"No Award" Culture
A few months ago, I wrote about a notable victory in the culture wars: a group of science fiction writers had pushed back against the politicization of the Hugo awards, the most prominent literary awards in the sci-fi genre. The "Sad Puppies" campaign and its more radical offshoot, the "Rabid Puppies," promoted their own slates of candidates for this year's award nominations and achieved a spectacular success. So it was assumed that, having swept the nominations, the Sad Puppies would stack up a large number of wins in the voting for the final awards.
The response from the cultural left, such as Marxist Philip Sandifer, was to propose a slate of negation: to vote en bloc for the "no award" option rather than let any of the Sad Puppies or Rabid Puppies nominees win. This has been called the "Puppy Kickers" campaign. And it succeeded. In the final awards ceremony held on Saturday, there were five categories in which the final result was "no award." For context, there have been a total of five "no award" results in the entire 60-year history of the awards.
In other words, the left would rather have no awards than let them go to the wrong people. This approach has been summed up as "Burn the Hugo to Save It."
Yet there is something appropriate, almost poetic, in this result. It represents the modus operandi and end goal of the cultural left. Their "counterculture" is not about creating a new culture. It's about destroying the culture of their opponents.
Take, for example, the decision to remove Alexander Hamilton from the ten dollar bill. He is not being kicked off because we have found someone who is clearly more worthy. He was kicked off in favor a woman to be named later—which, when you think of it, is kind of condescending, as if nobody could actually think of a woman who had actually accomplished anything. But the negative form of the decision is typical of the cultural left. The dictate came down is that it is necessary to put a woman on a piece of paper money, but it doesn't seem to matter who the man is that they take off—or who the woman is who goes on. It's about smashing the patriarchy, and who cares what takes its place.
Or consider the Democratic Party's purge of Thomas Jefferson and Andrew Jackson from their annual fundraising dinners (and from the party's history). It's not that they have better options to put in their place; I've already run down all the problematic possibilities.
And that's the dead end of the cultural left. Everything is "problematic," even the cultural left's own creations. Drag queens are banned from gay pride parades for being insensitive to the "transgendered." A movie about the gay rights movement is attacked for failing to give enough credit to "people of color, hustlers, lesbians, drag queens, and transgender people."

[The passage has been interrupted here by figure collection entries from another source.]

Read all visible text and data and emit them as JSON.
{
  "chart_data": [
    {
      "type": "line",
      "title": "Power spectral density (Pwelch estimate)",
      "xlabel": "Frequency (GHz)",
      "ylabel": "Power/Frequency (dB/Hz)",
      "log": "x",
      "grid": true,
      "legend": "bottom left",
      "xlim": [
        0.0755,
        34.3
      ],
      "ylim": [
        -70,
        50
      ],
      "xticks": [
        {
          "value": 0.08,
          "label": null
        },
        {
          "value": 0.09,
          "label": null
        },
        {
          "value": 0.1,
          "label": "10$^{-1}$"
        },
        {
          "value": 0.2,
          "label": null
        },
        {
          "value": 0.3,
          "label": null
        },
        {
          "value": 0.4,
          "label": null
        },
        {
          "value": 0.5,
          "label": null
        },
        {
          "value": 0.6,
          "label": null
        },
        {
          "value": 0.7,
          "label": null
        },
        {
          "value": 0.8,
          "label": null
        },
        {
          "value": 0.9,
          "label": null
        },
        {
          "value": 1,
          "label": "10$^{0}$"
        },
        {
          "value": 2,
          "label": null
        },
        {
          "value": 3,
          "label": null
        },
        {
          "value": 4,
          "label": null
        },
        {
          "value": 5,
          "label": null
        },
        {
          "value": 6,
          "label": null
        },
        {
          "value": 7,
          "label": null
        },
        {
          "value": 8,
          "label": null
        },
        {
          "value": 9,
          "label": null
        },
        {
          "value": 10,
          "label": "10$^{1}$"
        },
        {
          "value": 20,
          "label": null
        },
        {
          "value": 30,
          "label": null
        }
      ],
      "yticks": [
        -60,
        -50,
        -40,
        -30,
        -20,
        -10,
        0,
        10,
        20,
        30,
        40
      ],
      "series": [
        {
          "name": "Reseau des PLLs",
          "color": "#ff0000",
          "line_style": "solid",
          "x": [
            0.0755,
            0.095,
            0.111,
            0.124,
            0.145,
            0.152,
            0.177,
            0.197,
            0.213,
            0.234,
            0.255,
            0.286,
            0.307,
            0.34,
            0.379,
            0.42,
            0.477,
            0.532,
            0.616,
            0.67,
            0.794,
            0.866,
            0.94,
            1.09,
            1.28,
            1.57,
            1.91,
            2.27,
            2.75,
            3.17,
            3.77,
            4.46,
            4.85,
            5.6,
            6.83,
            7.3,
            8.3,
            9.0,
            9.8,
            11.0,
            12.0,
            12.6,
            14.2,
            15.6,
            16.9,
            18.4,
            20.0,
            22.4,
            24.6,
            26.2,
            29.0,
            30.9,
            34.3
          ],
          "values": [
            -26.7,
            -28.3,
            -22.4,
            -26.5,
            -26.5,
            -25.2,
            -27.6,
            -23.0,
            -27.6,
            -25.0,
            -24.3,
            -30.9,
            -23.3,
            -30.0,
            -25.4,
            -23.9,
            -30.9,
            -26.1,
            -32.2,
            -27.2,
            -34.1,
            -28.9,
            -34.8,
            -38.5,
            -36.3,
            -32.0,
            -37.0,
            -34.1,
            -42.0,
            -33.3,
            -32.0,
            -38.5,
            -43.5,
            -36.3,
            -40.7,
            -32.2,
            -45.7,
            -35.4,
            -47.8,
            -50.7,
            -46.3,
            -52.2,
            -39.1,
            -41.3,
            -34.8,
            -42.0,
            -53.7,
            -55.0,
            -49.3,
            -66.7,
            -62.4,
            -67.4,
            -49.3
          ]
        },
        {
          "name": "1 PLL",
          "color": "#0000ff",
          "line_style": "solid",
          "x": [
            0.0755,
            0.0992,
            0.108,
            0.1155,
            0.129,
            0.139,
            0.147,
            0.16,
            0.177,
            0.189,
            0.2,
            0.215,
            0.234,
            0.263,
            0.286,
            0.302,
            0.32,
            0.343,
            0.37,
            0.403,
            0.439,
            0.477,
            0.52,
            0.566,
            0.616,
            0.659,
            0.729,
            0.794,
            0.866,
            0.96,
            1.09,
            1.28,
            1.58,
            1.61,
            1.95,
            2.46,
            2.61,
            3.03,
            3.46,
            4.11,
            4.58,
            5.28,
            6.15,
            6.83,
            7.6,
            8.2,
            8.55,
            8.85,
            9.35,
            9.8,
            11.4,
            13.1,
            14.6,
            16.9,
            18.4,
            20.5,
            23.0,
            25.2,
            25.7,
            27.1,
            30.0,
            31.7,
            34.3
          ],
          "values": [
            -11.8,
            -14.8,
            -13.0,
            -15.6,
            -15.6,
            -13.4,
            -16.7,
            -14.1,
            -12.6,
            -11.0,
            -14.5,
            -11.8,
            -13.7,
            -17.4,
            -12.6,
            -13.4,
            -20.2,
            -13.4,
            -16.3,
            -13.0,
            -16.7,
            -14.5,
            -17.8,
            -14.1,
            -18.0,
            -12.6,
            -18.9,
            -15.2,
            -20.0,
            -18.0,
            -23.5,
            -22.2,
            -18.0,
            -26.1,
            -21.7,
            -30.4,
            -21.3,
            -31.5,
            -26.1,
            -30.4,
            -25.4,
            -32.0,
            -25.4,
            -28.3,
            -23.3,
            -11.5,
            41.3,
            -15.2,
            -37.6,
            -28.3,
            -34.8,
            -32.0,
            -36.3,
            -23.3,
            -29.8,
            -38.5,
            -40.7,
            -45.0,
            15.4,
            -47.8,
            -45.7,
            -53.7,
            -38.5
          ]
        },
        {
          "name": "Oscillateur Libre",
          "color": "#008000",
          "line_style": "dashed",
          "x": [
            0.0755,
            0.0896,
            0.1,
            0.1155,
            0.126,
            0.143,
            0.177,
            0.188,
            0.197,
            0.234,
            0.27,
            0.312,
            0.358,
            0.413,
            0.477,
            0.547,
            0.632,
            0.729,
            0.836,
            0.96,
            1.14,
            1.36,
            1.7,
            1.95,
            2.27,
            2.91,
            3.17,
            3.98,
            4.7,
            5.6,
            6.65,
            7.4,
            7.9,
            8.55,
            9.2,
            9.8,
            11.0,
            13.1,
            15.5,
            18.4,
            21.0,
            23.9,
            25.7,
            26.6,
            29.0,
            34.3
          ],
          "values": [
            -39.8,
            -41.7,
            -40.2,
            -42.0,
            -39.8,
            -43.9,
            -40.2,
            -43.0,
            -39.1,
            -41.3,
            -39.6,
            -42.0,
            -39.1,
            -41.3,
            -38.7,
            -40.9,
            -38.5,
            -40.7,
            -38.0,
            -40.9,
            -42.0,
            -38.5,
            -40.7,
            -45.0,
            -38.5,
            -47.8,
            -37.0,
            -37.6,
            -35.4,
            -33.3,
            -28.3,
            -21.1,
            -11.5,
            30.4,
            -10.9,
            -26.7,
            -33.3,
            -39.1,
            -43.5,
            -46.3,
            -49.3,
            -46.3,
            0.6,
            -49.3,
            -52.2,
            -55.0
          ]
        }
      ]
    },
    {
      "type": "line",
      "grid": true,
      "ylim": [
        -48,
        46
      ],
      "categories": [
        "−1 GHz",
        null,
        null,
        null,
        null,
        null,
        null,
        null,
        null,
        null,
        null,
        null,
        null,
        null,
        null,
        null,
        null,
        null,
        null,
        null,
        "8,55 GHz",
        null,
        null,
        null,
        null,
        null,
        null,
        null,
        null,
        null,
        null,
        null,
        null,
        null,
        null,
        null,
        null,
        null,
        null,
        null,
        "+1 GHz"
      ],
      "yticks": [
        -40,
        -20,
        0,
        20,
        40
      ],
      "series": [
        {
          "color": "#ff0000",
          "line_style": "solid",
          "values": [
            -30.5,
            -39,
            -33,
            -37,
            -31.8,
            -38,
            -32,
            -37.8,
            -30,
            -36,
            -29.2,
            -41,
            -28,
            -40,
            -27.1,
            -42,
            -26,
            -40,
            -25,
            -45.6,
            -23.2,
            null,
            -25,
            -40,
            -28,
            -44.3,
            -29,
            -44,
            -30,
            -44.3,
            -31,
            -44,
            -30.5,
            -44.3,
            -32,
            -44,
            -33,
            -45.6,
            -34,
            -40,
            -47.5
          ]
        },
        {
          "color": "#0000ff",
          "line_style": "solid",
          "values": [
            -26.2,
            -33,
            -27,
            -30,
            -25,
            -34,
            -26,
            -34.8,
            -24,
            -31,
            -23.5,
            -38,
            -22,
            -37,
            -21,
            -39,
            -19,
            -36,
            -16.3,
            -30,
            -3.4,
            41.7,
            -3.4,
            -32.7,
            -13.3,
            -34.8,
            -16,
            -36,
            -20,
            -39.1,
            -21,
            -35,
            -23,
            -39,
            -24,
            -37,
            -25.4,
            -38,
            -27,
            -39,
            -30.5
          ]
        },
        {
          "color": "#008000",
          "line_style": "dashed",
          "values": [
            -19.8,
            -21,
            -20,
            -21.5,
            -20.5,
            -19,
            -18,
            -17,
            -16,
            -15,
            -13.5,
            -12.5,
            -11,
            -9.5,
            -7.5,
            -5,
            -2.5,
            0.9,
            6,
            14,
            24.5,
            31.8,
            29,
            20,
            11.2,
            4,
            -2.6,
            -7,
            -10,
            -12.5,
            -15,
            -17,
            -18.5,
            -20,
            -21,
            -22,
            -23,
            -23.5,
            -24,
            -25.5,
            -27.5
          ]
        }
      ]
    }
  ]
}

This is what happens when art serves a political master, particularly such a fickle master.
I recently argued that if we're going to have a "culture war," it should be more of a culture competition: you put out your best, most appealing visions of your ideal, we'll put out ours, and we'll see who wins more converts. That, in essence, is the challenge the Sad Puppies posed to the cultural left, and now we see how they responded. The only way they can win a cultural competition is by suppressing the alternatives.
Or to be more accurate, the only way they can win is to make everyone else lose. It's the culture of "no award."